Economia
GDF propõe usar imóveis para fortalecer BRB
O Governo do Distrito Federal (GDF) enviou à Câmara Legislativa, na noite desta sexta-feira (20), um projeto de lei que autoriza o uso de 12 imóveis públicos para reforçar o caixa do Banco de Brasília (BRB).
A proposta faz parte do plano apresentado ao Banco Central no início do mês para captar ao menos R$ 2,6 bilhões e recuperar as perdas decorrentes da compra de carteiras de crédito do Banco Master.
De acordo com o governo, os imóveis poderão ser usados como garantia para captar recursos, especialmente em um possível empréstimo do Fundo Garantidor de Créditos (FGC).
Essa medida, segundo o Executivo local, não significa venda imediata dos bens. Os imóveis seriam utilizados para diminuir os riscos para os credores em caso de inadimplência e reduzir os juros dos empréstimos para o BRB.
Capitalização
O projeto autoriza três ações principais: integralização de capital com bens móveis ou imóveis; venda de patrimônio com destinação dos recursos ao banco; e adoção de outras medidas permitidas pelo Sistema Financeiro Nacional.
Se aprovado, o texto permitirá ao GDF transferir propriedades ao BRB, estruturar operações por meio de fundos de investimento imobiliário, constituir garantias ou realizar vendas diretas. As alternativas podem ser usadas isoladamente ou combinadas.

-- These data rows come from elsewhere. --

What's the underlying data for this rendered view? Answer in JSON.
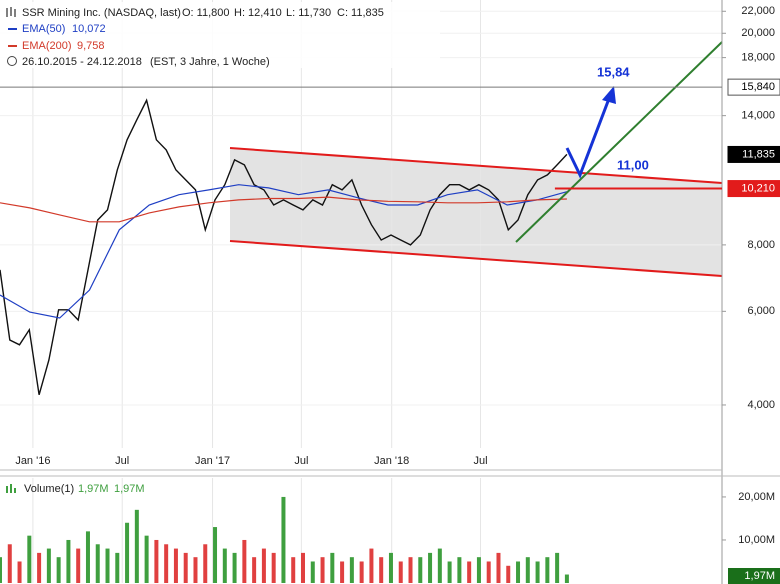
{
  "chart_data": [
    {
      "type": "line",
      "title": "SSR Mining Inc. (NASDAQ, last)",
      "quote": [
        "O: 11,800",
        "H: 12,410",
        "L: 11,730",
        "C: 11,835"
      ],
      "period": "26.10.2015 - 24.12.2018",
      "period_note": "(EST, 3 Jahre, 1 Woche)",
      "log_scale": true,
      "grid": true,
      "xlim": [
        "2015-10-26",
        "2019-11-05"
      ],
      "xticks": [
        {
          "value": "2016-01",
          "label": "Jan '16"
        },
        {
          "value": "2016-07",
          "label": "Jul"
        },
        {
          "value": "2017-01",
          "label": "Jan '17"
        },
        {
          "value": "2017-07",
          "label": "Jul"
        },
        {
          "value": "2018-01",
          "label": "Jan '18"
        },
        {
          "value": "2018-07",
          "label": "Jul"
        }
      ],
      "ylim": [
        3320,
        23100
      ],
      "yticks": [
        {
          "value": 4000,
          "label": "4,000"
        },
        {
          "value": 6000,
          "label": "6,000"
        },
        {
          "value": 8000,
          "label": "8,000"
        },
        {
          "value": 14000,
          "label": "14,000"
        },
        {
          "value": 18000,
          "label": "18,000"
        },
        {
          "value": 20000,
          "label": "20,000"
        },
        {
          "value": 22000,
          "label": "22,000"
        }
      ],
      "series": [
        {
          "color": "#111111",
          "values": [
            7180,
            5300,
            5190,
            5540,
            4180,
            4860,
            6040,
            6040,
            5780,
            7180,
            8910,
            9310,
            11070,
            12610,
            13750,
            14960,
            12610,
            12070,
            11070,
            10600,
            10150,
            8540,
            9720,
            10380,
            11560,
            11310,
            10380,
            10150,
            9510,
            9720,
            9510,
            9310,
            9720,
            9510,
            10380,
            10150,
            10600,
            9510,
            8730,
            8170,
            8350,
            8170,
            8000,
            8350,
            9310,
            9940,
            10380,
            10380,
            10150,
            10380,
            10150,
            9720,
            8540,
            8910,
            9940,
            10600,
            10830,
            11310,
            11835
          ]
        },
        {
          "name": "EMA(50)",
          "legend_value": "10,072",
          "color": "#1f3fc4",
          "values": [
            6440,
            5980,
            5830,
            6580,
            8540,
            9510,
            9940,
            10150,
            10380,
            10240,
            9940,
            10150,
            9810,
            9510,
            9510,
            9940,
            10150,
            9510,
            9720,
            10072
          ]
        },
        {
          "name": "EMA(200)",
          "legend_value": "9,758",
          "color": "#d23a2a",
          "values": [
            9600,
            9390,
            9110,
            8840,
            8840,
            9190,
            9430,
            9600,
            9720,
            9780,
            9780,
            9840,
            9720,
            9660,
            9640,
            9600,
            9600,
            9640,
            9720,
            9758
          ]
        }
      ],
      "levels": [
        {
          "value": 15840,
          "label": "15,840",
          "color": "#777777",
          "box": "#ffffff",
          "text_color": "#000000"
        },
        {
          "value": 11835,
          "label": "11,835",
          "color": null,
          "box": "#000000",
          "text_color": "#ffffff"
        },
        {
          "value": 10210,
          "label": "10,210",
          "color": "#e21b1b",
          "box": "#e21b1b",
          "text_color": "#ffffff"
        }
      ],
      "annotations": [
        "15,84",
        "11,00"
      ]
    },
    {
      "type": "bar",
      "title": "Volume(1)",
      "legend_values": [
        "1,97M",
        "1,97M"
      ],
      "last_label": "1,97M",
      "up_color": "#3f9f3f",
      "down_color": "#e04040",
      "ylim": [
        0,
        24400000
      ],
      "yticks": [
        {
          "value": 10000000,
          "label": "10,00M"
        },
        {
          "value": 20000000,
          "label": "20,00M"
        }
      ],
      "values": [
        6000000,
        9000000,
        5000000,
        11000000,
        7000000,
        8000000,
        6000000,
        10000000,
        8000000,
        12000000,
        9000000,
        8000000,
        7000000,
        14000000,
        17000000,
        11000000,
        10000000,
        9000000,
        8000000,
        7000000,
        6000000,
        9000000,
        13000000,
        8000000,
        7000000,
        10000000,
        6000000,
        8000000,
        7000000,
        20000000,
        6000000,
        7000000,
        5000000,
        6000000,
        7000000,
        5000000,
        6000000,
        5000000,
        8000000,
        6000000,
        7000000,
        5000000,
        6000000,
        6000000,
        7000000,
        8000000,
        5000000,
        6000000,
        5000000,
        6000000,
        5000000,
        7000000,
        4000000,
        5000000,
        6000000,
        5000000,
        6000000,
        7000000,
        1970000
      ]
    }
  ]
}
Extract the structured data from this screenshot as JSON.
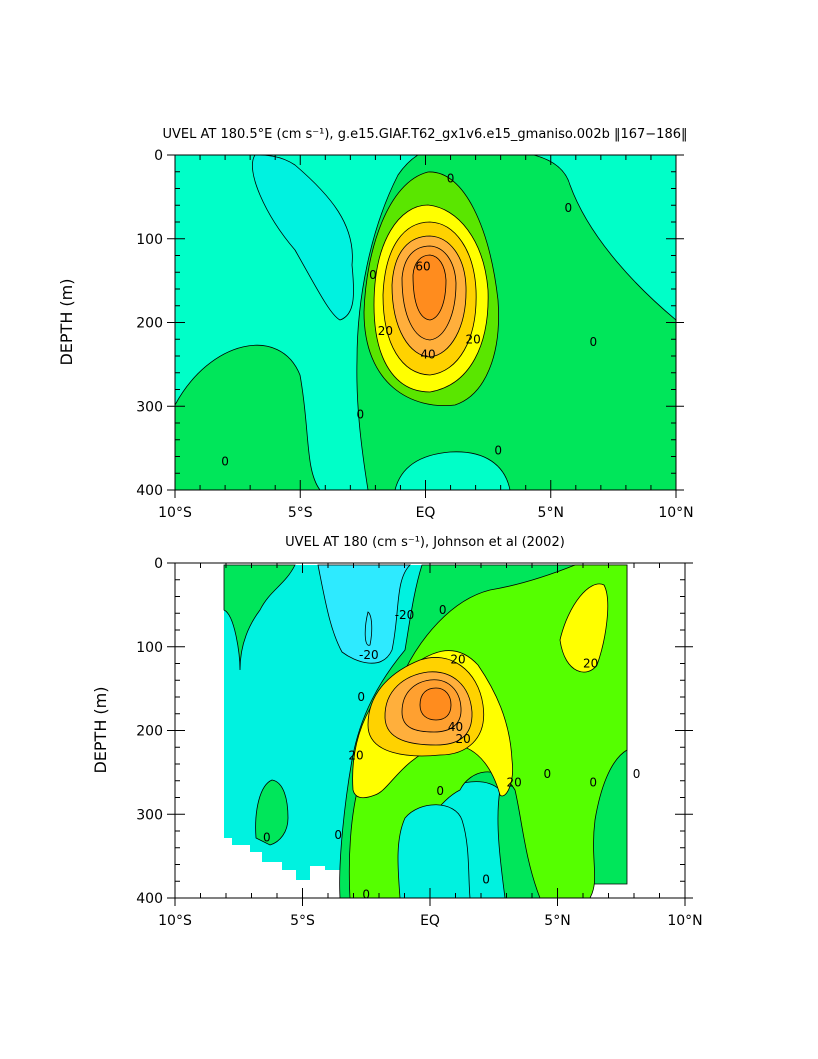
{
  "chart_data": [
    {
      "type": "contour",
      "title": "UVEL AT 180.5°E (cm s⁻¹), g.e15.GIAF.T62_gx1v6.e15_gmaniso.002b ‖167−186‖",
      "ylabel": "DEPTH (m)",
      "xlim": [
        -10,
        10
      ],
      "ylim": [
        400,
        0
      ],
      "x_ticks": [
        -10,
        -5,
        0,
        5,
        10
      ],
      "x_tick_labels": [
        "10°S",
        "5°S",
        "EQ",
        "5°N",
        "10°N"
      ],
      "y_ticks": [
        0,
        100,
        200,
        300,
        400
      ],
      "y_tick_labels": [
        "0",
        "100",
        "200",
        "300",
        "400"
      ],
      "contour_labels": [
        {
          "text": "60",
          "x": -0.1,
          "y": 133
        },
        {
          "text": "40",
          "x": 0.1,
          "y": 238
        },
        {
          "text": "20",
          "x": -1.6,
          "y": 210
        },
        {
          "text": "20",
          "x": 1.9,
          "y": 220
        },
        {
          "text": "0",
          "x": 1.0,
          "y": 28
        },
        {
          "text": "0",
          "x": 5.7,
          "y": 63
        },
        {
          "text": "0",
          "x": -2.1,
          "y": 143
        },
        {
          "text": "0",
          "x": 6.7,
          "y": 223
        },
        {
          "text": "0",
          "x": -2.6,
          "y": 310
        },
        {
          "text": "0",
          "x": 2.9,
          "y": 353
        },
        {
          "text": "0",
          "x": -8.0,
          "y": 366
        }
      ]
    },
    {
      "type": "contour",
      "title": "UVEL AT 180 (cm s⁻¹), Johnson et al (2002)",
      "ylabel": "DEPTH (m)",
      "xlim": [
        -10,
        10
      ],
      "ylim": [
        400,
        0
      ],
      "x_ticks": [
        -10,
        -5,
        0,
        5,
        10
      ],
      "x_tick_labels": [
        "10°S",
        "5°S",
        "EQ",
        "5°N",
        "10°N"
      ],
      "y_ticks": [
        0,
        100,
        200,
        300,
        400
      ],
      "y_tick_labels": [
        "0",
        "100",
        "200",
        "300",
        "400"
      ],
      "contour_labels": [
        {
          "text": "-20",
          "x": -2.4,
          "y": 110
        },
        {
          "text": "-20",
          "x": -1.0,
          "y": 62
        },
        {
          "text": "20",
          "x": 1.1,
          "y": 115
        },
        {
          "text": "20",
          "x": 6.3,
          "y": 120
        },
        {
          "text": "20",
          "x": -2.9,
          "y": 230
        },
        {
          "text": "20",
          "x": 1.3,
          "y": 210
        },
        {
          "text": "20",
          "x": 3.3,
          "y": 262
        },
        {
          "text": "40",
          "x": 1.0,
          "y": 196
        },
        {
          "text": "0",
          "x": 0.5,
          "y": 56
        },
        {
          "text": "0",
          "x": -2.7,
          "y": 160
        },
        {
          "text": "0",
          "x": 0.4,
          "y": 272
        },
        {
          "text": "0",
          "x": 4.6,
          "y": 252
        },
        {
          "text": "0",
          "x": 6.4,
          "y": 262
        },
        {
          "text": "0",
          "x": 8.1,
          "y": 252
        },
        {
          "text": "0",
          "x": -3.6,
          "y": 325
        },
        {
          "text": "0",
          "x": -6.4,
          "y": 328
        },
        {
          "text": "0",
          "x": 2.2,
          "y": 378
        },
        {
          "text": "0",
          "x": -2.5,
          "y": 396
        }
      ]
    }
  ]
}
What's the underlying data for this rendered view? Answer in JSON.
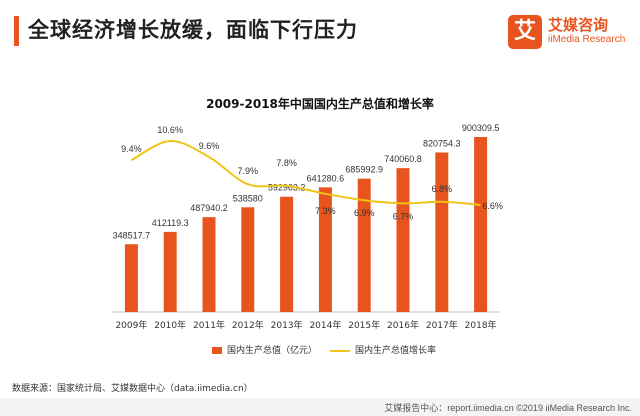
{
  "header": {
    "title": "全球经济增长放缓，面临下行压力"
  },
  "logo": {
    "glyph": "艾",
    "name_cn": "艾媒咨询",
    "name_en": "iiMedia Research"
  },
  "colors": {
    "accent": "#e8541e",
    "bar": "#e8541e",
    "line": "#f0c419",
    "axis": "#bfbfbf"
  },
  "chart_data": {
    "type": "bar",
    "title": "2009-2018年中国国内生产总值和增长率",
    "categories": [
      "2009年",
      "2010年",
      "2011年",
      "2012年",
      "2013年",
      "2014年",
      "2015年",
      "2016年",
      "2017年",
      "2018年"
    ],
    "series": [
      {
        "name": "国内生产总值（亿元）",
        "type": "bar",
        "values": [
          348517.7,
          412119.3,
          487940.2,
          538580,
          592963.2,
          641280.6,
          685992.9,
          740060.8,
          820754.3,
          900309.5
        ],
        "labels": [
          "348517.7",
          "412119.3",
          "487940.2",
          "538580",
          "592963.2",
          "641280.6",
          "685992.9",
          "740060.8",
          "820754.3",
          "900309.5"
        ]
      },
      {
        "name": "国内生产总值增长率",
        "type": "line",
        "values": [
          9.4,
          10.6,
          9.6,
          7.9,
          7.8,
          7.3,
          6.9,
          6.7,
          6.8,
          6.6
        ],
        "labels": [
          "9.4%",
          "10.6%",
          "9.6%",
          "7.9%",
          "7.8%",
          "7.3%",
          "6.9%",
          "6.7%",
          "6.8%",
          "6.6%"
        ]
      }
    ],
    "legend_position": "bottom",
    "grid": false
  },
  "source": "数据来源：国家统计局、艾媒数据中心（data.iimedia.cn）",
  "footer": "艾媒报告中心：report.iimedia.cn   ©2019  iiMedia Research  Inc."
}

A iniciativa ocorre em meio às investigações e impactos financeiros relacionados a operações entre o BRB e o Banco Master, que mantêm a instituição sob vigilância do mercado e das autoridades reguladoras.
Áreas incluídas
Entre os imóveis listados estão o Centro Administrativo do Distrito Federal (Centrad), em Taguatinga, e terrenos localizados no Setor de Indústria e Abastecimento (SIA), no Parque do Guará, no Lago Sul, na Asa Norte e no Setor Habitacional Tororó (área próxima à Papuda).
As propriedades pertencem a estatais locais como a Terracap e a Novacap.
O projeto prevê avaliação prévia dos imóveis, respeito ao interesse público e a observância de regras de governança antes de qualquer venda ou garantia constituída.
Pressão do regulador
A necessidade de aporte financeiro aumentou após o Banco Central indicar que pode impor restrições ao BRB caso não haja reforço de capital até a divulgação do próximo balanço, marcada para 31 de março. Entre as possíveis ações estão limitações operacionais e proibição de expansão dos negócios.
Nos últimos meses, o banco iniciou a venda de carteiras de crédito para bancos privados visando recuperar liquidez. Contudo, essa estratégia não aumentou o patrimônio líquido, elemento fundamental para recompor o índice de Basileia, que avalia a saúde financeira das instituições.
Desafios
A venda de ativos tem limitações porque, na prática, o BRB troca ativos por dinheiro, sem aumentar o patrimônio líquido (diferença entre ativos e passivos). Nas próximas semanas, a Câmara Legislativa debaterá o projeto de lei.
Um desafio adicional para conseguir empréstimos pelo Distrito Federal é a recente queda da nota de capacidade de pagamento (Capag), índice divulgado pelo Tesouro Nacional.
A nota C prevista para 2025 impede o GDF de obter crédito com garantia do Tesouro Nacional, no qual a União cobriria eventuais inadimplências e descontaria o valor dos repasses constitucionais para a unidade da Federação.